A Westpac New Zealand report says the metallic and non-metallic mineral products sector, which had benefited from New Zealand's recent construction boom, could expect to face tougher times ahead.
New Zealand firms manufactured a range of ferrous and non-ferrous metals, metal products used in the fabrication of flat glass, the production of cement, ready-mix concrete and concrete products.
The sector had $13 billion in turnover in 2018, which accounted for 12 percent of total manufacturing sales.
The manufacturing of heavy construction products was dominated by mostly foreign-owned large firms, with smaller New Zealand firms operating in the finished metal, glass and concrete products end of the sector.
Westpac industry economist Paul Clark said there were also longer-term changes that would shape the sector's fortunes, such as rapid technological changes and intensifying environmental pressures that would fundamentally change what and how things were consumed and produced.
"New materials that are being developed at an ever-quickening pace are likely to post a serious competitive threat to the sector in coming years," the report said.
Mr Clark said it would create opportunities for some firms but threaten the survival of others, as adjusting to the changes would be costly.
"Should the investment returns not stack up, there is a real chance that some firms might shut up shop," he said.
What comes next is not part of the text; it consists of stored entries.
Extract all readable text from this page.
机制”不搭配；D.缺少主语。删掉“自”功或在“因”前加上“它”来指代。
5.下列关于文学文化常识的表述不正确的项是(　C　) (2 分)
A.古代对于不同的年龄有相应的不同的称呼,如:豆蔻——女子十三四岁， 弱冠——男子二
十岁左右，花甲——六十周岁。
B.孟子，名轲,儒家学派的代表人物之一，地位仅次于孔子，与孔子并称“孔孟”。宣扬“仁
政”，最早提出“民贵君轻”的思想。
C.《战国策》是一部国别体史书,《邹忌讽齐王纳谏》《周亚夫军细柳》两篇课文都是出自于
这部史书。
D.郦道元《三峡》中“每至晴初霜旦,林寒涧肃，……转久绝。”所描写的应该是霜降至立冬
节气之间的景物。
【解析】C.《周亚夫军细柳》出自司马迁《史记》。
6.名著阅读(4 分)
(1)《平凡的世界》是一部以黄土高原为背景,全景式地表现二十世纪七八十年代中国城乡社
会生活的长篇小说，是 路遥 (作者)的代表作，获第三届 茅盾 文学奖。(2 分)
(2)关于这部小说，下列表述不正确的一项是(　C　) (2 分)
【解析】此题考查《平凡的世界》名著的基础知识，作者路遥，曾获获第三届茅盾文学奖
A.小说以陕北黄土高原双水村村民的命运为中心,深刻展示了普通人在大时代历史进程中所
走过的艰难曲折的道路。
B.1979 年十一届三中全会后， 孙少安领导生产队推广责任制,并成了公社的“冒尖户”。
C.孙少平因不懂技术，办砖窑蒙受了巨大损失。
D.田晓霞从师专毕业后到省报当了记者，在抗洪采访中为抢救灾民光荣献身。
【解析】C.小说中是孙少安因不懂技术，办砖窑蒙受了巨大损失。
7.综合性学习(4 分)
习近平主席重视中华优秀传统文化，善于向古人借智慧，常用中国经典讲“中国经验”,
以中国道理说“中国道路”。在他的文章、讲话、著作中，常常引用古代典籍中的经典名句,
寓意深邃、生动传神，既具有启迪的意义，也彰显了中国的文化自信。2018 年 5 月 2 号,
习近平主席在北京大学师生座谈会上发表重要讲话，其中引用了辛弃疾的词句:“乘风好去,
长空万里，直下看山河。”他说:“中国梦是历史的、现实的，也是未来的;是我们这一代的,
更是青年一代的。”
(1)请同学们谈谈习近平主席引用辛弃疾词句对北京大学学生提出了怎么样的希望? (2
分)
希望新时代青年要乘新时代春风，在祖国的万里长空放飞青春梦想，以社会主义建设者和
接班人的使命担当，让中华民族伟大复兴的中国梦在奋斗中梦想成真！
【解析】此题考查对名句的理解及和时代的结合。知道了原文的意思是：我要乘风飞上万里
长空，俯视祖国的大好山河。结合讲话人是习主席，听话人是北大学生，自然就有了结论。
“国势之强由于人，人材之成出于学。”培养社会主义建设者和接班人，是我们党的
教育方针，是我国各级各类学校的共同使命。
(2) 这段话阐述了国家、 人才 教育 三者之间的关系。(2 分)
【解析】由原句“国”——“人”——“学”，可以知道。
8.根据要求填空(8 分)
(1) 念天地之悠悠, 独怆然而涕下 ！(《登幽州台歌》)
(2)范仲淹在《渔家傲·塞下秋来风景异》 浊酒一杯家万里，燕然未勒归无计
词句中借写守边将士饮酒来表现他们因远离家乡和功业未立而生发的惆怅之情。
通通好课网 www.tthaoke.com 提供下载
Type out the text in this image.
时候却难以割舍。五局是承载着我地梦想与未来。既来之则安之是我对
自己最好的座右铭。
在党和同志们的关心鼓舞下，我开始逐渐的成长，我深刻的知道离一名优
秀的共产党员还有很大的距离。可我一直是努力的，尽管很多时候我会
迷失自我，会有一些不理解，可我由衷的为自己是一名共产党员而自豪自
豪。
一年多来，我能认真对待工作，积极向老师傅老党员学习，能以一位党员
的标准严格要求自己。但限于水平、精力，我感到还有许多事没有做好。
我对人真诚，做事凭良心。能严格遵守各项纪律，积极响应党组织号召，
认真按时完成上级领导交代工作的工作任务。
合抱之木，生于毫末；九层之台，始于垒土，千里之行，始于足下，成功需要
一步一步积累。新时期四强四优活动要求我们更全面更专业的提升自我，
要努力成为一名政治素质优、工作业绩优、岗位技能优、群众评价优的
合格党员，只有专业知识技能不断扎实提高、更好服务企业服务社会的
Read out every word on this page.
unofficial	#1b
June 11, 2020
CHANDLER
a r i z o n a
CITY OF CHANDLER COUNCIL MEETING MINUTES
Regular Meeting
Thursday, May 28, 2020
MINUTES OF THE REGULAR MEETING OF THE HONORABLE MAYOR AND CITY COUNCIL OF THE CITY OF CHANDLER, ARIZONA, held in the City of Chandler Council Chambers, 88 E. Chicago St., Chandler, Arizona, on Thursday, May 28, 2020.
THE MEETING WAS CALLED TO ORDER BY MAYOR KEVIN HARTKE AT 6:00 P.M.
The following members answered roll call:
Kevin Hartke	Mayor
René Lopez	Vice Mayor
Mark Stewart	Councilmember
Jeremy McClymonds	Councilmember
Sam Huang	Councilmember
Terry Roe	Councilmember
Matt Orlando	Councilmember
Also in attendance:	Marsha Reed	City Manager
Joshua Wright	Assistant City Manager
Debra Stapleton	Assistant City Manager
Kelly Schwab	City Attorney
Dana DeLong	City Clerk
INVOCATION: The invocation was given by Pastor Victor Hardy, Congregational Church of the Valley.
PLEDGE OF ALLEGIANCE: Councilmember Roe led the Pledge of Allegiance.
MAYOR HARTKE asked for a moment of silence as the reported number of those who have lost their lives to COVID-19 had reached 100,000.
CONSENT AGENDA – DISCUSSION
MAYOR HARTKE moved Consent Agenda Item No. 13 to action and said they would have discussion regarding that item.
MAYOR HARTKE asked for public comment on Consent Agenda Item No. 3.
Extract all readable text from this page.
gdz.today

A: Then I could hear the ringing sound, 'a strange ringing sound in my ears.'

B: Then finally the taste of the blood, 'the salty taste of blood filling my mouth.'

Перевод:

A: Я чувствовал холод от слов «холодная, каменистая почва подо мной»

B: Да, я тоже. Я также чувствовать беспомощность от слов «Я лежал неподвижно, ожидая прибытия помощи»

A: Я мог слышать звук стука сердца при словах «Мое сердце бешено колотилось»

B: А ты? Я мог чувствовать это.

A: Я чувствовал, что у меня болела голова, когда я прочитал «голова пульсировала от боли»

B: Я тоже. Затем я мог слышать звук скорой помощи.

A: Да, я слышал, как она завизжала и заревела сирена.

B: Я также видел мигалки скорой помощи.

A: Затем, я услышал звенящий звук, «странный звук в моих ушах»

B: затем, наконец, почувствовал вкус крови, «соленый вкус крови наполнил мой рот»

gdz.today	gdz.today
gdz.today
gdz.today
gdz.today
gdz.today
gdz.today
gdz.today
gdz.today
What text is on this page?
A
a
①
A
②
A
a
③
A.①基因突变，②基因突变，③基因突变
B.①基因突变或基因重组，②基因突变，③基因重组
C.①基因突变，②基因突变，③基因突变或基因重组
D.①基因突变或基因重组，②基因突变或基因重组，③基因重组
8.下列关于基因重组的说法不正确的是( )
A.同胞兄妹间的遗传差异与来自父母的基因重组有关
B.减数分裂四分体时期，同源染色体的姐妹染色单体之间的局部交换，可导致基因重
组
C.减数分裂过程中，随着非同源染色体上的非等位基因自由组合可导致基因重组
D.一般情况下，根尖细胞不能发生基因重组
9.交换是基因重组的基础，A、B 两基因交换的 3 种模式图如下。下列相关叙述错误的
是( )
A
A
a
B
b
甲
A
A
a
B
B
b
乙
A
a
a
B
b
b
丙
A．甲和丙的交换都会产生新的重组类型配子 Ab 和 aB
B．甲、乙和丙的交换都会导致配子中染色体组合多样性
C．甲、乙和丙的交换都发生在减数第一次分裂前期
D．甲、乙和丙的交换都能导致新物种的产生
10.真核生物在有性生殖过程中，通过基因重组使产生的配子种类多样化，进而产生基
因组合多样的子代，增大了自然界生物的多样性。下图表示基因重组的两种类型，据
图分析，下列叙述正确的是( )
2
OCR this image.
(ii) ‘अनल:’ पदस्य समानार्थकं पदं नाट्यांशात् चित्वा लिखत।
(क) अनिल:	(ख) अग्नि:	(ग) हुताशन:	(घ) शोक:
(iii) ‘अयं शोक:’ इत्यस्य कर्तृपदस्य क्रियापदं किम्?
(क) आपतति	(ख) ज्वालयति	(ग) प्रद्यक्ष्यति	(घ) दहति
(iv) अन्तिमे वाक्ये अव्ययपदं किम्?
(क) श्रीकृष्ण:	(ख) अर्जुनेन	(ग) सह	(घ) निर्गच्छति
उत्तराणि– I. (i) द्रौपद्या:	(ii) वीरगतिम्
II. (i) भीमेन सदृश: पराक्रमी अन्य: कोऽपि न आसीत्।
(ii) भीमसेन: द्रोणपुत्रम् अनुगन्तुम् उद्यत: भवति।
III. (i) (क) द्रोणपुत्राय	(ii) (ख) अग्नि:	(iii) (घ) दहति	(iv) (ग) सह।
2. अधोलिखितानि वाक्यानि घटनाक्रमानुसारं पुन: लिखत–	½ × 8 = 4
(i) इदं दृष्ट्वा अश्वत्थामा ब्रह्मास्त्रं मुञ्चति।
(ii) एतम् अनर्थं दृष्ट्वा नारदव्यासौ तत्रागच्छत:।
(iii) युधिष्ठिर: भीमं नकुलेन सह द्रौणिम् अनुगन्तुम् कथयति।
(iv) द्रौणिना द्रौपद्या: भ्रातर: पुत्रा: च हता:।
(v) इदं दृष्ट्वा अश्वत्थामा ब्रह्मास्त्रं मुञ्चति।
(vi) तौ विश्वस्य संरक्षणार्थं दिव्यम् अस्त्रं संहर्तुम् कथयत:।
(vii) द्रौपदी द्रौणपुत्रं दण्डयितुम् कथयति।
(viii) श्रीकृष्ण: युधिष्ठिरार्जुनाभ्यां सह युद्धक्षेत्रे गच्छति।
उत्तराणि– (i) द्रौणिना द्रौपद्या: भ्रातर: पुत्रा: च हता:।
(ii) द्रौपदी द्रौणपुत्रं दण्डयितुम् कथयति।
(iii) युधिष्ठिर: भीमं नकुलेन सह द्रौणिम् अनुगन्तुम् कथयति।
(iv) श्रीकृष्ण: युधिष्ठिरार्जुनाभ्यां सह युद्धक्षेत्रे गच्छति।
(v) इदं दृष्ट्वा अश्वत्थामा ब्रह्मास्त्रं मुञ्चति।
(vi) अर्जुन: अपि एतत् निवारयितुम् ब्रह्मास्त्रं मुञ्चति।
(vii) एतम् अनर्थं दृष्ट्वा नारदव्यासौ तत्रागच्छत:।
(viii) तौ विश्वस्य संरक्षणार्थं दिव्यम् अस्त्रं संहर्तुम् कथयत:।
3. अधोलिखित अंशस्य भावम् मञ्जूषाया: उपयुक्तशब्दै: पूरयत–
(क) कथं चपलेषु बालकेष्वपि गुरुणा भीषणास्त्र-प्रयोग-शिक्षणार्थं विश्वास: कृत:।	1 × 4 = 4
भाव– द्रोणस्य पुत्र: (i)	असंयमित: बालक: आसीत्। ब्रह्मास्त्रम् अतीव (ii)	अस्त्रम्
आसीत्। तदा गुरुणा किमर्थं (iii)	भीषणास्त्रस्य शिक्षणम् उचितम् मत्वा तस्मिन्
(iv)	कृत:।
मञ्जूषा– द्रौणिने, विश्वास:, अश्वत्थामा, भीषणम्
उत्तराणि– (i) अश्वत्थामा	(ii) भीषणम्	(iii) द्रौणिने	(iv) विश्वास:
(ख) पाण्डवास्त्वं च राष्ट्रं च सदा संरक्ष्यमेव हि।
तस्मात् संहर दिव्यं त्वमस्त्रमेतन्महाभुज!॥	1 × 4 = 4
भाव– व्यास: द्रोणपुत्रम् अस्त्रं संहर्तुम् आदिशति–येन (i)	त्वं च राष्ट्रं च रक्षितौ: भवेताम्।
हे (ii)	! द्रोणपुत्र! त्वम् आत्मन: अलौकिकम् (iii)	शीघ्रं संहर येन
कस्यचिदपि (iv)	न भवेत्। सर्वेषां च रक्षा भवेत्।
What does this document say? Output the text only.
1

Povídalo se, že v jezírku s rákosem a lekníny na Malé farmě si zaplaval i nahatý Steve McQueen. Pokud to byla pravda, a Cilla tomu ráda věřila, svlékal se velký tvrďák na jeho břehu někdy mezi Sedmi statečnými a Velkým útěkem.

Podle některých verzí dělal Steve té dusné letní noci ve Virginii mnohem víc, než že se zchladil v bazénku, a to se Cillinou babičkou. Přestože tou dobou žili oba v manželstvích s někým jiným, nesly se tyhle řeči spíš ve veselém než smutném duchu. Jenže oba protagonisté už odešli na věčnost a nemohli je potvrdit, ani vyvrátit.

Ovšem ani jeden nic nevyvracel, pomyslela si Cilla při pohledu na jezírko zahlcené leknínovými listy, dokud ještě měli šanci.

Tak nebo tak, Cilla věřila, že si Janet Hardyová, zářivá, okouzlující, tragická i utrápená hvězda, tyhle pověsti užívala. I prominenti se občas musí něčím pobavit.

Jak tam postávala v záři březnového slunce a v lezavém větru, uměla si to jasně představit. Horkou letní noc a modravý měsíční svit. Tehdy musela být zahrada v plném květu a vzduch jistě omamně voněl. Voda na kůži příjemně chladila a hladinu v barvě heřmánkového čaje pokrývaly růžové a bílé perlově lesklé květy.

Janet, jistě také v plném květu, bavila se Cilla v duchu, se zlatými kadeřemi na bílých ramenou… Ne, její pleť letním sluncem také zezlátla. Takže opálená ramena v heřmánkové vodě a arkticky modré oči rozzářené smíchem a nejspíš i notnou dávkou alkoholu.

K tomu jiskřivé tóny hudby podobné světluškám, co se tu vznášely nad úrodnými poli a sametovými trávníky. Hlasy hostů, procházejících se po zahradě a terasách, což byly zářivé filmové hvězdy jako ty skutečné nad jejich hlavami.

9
The report says manufacturers face high electricity costs, skilled labour shortages and difficulties in accessing the raw materials that they need.
Equipment was also prohibitively expensive, especially for the many smaller firms that operate in this sector.
"Increasing competition from abroad could result in more manufacturing moving overseas, leaving those that remain to focus on highly specialised niches or becoming design houses, working with customers to develop solutions rather manufacturing them," Mr Clark said.